Women’s History Month Profiles – Dr Akhila Muthukrishnan

To celebrate Women’s History Month, Naomi Douglas and Chloe Poole (UBDSS), in collaboration with the ED&I Committee, asked some of our female staff to reflect on their careers, achievements, inspirations, and challenges they’ve overcome. This is just a small portion of the inspiring women that we work with at Bristol Dental School.

The next in our series is Dr Akhila Muthukrishnan.

What advice would you give your dental student/younger self?
I was vociferous in opposing any form of discrimination as a youngster, particularly about gender inequality and societal norms that discriminated against disabled people. This often met with resistance. The advice I would give to my younger self would be: “You are absolutely right to challenge discrimination. Keep at it.”

What’s the greatest achievement of your career so far?
There is so much unfinished work in education and services for people who have barriers to accessing oral health and healthcare. Being a Consultant in Special Care Dentistry is a great opportunity to play my part in the challenges we face.

Which women have inspired you in your career?
Rukmini Devi Arundale – founder of the dance school of Kalakshetra in my home-town of Chennai, India. She helped Indians under the colonial British empire regain pride in their rich art, music and culture, while also fighting for the emancipation of women in society. Despite her creative genius and organisational success, she remained humble and led a simple lifestyle, close to nature.
In dentistry, Prof (emeritus) Shelagh Thompson – one of the founders of Special Care Dentistry in the UK – for her unflagging support and enthusiasm.

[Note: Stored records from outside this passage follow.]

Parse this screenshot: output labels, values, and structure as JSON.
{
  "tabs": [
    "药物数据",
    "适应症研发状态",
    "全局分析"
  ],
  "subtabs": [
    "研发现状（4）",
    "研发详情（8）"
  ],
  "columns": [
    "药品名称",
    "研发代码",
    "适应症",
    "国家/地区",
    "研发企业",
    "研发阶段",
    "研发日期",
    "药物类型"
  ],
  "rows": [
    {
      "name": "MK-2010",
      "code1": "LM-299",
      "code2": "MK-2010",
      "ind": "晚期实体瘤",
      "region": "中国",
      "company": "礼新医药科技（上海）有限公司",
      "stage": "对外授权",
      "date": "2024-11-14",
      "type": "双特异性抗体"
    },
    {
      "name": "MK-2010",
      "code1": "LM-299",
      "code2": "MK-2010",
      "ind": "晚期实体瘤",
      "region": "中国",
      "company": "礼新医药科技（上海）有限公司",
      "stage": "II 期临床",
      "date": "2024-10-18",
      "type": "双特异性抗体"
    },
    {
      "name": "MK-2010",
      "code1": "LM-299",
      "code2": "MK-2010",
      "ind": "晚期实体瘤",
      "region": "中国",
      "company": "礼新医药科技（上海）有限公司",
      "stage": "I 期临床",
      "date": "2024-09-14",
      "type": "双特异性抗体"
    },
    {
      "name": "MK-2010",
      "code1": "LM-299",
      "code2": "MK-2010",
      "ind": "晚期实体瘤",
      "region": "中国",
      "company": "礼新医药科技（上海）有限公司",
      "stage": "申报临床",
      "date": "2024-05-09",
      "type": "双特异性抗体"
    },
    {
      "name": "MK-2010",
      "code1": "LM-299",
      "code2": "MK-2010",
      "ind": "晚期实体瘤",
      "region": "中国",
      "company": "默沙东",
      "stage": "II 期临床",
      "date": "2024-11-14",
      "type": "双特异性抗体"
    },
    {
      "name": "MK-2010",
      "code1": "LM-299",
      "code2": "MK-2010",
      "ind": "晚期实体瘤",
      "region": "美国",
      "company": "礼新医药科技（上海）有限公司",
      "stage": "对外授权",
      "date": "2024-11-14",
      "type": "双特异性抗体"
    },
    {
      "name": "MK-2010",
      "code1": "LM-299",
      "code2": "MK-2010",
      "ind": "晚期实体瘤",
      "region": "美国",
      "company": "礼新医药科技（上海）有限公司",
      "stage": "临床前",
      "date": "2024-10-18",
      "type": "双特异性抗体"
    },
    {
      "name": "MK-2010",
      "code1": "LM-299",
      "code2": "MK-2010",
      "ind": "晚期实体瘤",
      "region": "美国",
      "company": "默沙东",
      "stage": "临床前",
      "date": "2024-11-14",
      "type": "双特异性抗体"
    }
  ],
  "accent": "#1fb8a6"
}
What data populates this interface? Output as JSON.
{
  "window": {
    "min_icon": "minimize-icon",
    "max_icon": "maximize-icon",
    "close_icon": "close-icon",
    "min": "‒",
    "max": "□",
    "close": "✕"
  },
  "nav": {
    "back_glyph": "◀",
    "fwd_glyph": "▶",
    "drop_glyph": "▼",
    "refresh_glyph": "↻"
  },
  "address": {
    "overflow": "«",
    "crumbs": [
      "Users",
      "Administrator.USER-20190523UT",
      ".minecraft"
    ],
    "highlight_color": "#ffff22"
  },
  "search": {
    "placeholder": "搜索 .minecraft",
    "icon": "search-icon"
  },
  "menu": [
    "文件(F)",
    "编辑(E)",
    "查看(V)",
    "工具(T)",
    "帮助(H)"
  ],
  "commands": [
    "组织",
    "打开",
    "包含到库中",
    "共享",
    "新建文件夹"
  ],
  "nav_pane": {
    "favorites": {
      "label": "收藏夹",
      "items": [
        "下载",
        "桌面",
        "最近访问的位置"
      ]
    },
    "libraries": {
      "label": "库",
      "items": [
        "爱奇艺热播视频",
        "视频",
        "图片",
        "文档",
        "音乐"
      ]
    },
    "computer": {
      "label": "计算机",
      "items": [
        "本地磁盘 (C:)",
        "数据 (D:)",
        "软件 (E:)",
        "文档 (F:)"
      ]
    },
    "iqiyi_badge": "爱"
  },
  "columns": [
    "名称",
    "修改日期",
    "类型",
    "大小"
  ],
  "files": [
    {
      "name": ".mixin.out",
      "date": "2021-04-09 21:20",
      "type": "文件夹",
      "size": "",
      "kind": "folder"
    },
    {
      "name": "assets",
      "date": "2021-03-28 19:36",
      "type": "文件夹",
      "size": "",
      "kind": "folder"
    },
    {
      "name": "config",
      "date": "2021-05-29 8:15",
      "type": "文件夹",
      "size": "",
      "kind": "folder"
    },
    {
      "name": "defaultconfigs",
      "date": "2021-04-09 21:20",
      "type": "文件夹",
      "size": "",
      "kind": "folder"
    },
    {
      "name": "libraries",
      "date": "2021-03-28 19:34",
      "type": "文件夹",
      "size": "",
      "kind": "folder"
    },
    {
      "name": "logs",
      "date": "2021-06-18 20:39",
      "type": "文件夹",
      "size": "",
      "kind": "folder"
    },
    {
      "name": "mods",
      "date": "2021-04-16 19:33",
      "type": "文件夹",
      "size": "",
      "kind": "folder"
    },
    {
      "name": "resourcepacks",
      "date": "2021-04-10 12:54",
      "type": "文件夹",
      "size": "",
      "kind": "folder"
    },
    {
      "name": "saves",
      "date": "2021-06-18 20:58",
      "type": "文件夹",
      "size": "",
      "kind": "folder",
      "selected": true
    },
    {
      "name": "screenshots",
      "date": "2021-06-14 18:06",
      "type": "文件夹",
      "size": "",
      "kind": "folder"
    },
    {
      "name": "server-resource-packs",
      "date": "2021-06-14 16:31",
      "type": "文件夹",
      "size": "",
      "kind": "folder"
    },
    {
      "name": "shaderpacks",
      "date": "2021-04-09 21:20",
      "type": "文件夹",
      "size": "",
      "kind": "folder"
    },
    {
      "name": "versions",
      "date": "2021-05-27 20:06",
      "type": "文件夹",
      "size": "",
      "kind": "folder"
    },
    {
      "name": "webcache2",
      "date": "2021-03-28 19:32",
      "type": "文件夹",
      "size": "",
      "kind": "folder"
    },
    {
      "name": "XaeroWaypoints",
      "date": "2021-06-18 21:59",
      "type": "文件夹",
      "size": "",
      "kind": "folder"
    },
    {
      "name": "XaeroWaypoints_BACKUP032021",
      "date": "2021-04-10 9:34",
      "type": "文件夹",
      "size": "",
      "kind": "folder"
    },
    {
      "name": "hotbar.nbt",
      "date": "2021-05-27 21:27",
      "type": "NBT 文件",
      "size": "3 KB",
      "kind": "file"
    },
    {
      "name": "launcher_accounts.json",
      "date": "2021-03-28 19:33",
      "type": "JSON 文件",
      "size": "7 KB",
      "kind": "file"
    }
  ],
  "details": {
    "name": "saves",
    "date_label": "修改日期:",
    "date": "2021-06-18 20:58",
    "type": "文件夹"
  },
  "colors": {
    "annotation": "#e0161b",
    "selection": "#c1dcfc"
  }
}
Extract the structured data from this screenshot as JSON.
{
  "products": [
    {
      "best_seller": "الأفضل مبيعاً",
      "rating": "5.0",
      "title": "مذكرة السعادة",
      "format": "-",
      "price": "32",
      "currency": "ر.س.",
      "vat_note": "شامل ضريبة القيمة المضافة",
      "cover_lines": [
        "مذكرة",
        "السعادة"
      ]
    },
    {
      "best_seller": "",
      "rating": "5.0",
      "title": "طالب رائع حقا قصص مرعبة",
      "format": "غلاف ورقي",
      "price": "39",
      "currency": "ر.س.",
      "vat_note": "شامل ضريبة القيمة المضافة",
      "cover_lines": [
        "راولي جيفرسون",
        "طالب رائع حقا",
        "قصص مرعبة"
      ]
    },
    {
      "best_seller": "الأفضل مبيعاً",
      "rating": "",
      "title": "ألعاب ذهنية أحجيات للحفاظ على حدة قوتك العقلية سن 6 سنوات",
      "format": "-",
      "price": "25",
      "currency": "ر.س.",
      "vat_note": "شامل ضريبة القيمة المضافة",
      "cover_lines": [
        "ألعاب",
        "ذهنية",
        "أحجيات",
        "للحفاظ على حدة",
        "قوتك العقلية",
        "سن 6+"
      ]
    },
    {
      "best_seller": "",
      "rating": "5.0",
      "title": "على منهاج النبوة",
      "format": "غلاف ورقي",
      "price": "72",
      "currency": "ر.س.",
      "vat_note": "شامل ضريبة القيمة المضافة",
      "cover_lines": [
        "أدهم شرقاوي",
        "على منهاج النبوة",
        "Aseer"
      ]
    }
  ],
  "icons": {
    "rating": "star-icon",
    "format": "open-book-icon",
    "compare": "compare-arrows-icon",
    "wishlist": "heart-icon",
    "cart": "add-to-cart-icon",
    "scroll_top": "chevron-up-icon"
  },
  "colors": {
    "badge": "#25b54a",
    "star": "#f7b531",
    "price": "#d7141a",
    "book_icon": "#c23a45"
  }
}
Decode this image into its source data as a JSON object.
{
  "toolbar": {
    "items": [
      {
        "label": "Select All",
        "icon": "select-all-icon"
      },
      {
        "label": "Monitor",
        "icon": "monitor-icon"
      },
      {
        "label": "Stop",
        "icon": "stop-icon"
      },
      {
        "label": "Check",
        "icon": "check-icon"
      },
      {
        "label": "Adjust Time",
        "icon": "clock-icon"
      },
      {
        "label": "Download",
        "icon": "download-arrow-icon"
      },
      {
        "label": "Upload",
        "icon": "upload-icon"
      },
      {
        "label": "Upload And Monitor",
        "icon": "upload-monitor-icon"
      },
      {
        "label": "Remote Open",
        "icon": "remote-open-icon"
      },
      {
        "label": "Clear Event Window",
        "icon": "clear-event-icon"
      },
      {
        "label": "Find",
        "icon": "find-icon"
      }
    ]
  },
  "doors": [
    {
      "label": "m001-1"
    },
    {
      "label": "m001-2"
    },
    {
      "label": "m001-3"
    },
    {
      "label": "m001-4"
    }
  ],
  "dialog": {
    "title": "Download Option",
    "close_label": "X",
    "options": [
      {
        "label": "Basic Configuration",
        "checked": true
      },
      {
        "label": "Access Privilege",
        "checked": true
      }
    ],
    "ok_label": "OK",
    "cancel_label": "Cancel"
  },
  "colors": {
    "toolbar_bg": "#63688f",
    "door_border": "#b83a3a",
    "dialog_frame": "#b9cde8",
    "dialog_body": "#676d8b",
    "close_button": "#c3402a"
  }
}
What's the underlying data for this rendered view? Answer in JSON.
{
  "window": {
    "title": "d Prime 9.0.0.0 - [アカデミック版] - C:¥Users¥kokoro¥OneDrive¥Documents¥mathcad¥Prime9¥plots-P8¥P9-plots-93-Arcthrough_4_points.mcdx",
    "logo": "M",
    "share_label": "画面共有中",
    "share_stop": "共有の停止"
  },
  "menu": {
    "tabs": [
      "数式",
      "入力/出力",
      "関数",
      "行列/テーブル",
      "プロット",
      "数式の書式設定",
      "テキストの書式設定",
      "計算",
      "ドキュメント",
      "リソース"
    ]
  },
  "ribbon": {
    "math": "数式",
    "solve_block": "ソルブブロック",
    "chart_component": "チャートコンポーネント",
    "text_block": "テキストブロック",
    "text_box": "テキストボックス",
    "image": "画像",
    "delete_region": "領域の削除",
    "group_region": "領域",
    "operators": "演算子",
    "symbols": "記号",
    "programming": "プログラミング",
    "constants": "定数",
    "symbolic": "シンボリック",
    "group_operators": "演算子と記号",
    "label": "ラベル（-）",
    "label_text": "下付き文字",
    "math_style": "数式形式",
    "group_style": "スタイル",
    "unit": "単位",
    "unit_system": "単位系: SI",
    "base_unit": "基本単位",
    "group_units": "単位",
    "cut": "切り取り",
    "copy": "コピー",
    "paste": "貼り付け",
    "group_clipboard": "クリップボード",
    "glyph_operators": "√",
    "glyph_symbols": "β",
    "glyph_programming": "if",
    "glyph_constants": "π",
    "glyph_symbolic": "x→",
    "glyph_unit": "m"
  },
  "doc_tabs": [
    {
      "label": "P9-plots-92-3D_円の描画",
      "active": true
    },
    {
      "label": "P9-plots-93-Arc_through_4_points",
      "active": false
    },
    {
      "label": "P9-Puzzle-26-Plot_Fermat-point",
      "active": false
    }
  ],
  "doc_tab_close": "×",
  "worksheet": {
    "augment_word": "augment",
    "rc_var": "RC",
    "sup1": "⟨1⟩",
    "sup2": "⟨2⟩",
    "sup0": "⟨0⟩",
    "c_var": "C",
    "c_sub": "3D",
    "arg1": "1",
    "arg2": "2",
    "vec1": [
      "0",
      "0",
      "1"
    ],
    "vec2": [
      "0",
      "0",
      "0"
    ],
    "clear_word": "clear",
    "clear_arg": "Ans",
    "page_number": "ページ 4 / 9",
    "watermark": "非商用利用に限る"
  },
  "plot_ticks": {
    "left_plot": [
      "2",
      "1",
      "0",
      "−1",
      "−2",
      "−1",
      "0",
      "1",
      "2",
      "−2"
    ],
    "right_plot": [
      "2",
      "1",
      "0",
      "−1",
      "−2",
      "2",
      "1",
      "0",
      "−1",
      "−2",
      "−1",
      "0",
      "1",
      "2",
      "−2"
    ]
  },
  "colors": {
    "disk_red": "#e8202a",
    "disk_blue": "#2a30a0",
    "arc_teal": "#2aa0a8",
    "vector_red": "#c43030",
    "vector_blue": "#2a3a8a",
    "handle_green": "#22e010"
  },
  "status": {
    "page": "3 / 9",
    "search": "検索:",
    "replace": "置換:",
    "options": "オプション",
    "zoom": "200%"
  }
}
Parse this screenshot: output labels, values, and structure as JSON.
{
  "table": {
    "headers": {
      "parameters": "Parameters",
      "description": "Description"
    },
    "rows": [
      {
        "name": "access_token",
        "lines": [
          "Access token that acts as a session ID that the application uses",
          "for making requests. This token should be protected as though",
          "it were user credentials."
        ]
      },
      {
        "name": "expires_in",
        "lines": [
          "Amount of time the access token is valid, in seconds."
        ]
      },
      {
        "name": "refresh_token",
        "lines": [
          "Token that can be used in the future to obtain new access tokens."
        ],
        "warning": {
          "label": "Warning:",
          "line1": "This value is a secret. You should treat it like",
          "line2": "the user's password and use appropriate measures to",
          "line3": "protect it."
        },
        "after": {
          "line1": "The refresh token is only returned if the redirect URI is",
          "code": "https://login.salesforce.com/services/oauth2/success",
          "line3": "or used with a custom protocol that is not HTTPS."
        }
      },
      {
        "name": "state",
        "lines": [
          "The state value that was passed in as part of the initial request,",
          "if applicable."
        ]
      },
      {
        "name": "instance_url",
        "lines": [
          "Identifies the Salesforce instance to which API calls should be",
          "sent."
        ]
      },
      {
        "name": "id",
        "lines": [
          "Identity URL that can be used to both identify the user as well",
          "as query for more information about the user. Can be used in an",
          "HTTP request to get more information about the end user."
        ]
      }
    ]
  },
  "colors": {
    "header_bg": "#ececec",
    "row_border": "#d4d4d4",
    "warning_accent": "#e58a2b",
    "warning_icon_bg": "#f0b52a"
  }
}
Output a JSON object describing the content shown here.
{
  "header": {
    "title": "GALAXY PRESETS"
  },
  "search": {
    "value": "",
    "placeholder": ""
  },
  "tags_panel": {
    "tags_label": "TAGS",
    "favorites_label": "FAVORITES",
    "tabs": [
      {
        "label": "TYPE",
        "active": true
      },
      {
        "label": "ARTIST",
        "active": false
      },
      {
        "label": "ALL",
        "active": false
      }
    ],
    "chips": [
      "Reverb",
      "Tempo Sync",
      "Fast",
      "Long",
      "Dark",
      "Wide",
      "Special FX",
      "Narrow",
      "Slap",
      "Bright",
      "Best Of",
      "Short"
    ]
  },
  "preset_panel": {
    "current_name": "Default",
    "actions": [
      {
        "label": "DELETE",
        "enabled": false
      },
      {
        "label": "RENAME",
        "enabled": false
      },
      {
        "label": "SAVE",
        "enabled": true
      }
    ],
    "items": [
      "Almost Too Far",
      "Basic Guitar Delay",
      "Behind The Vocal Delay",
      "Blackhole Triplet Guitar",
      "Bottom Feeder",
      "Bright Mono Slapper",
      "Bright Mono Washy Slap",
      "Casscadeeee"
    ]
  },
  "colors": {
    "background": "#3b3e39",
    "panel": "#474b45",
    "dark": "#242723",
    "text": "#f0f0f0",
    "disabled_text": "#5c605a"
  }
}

What have been the biggest challenges or triumphs for you during the pandemic? (at work or personally)
The biggest work-related challenge during the pandemic has been to ensure that patients who already have several barriers to care are looked after, and services changed to meet their needs. We are seeing some innovative ways of working now and I am deeply grateful for the opportunities for growth that this period has provided.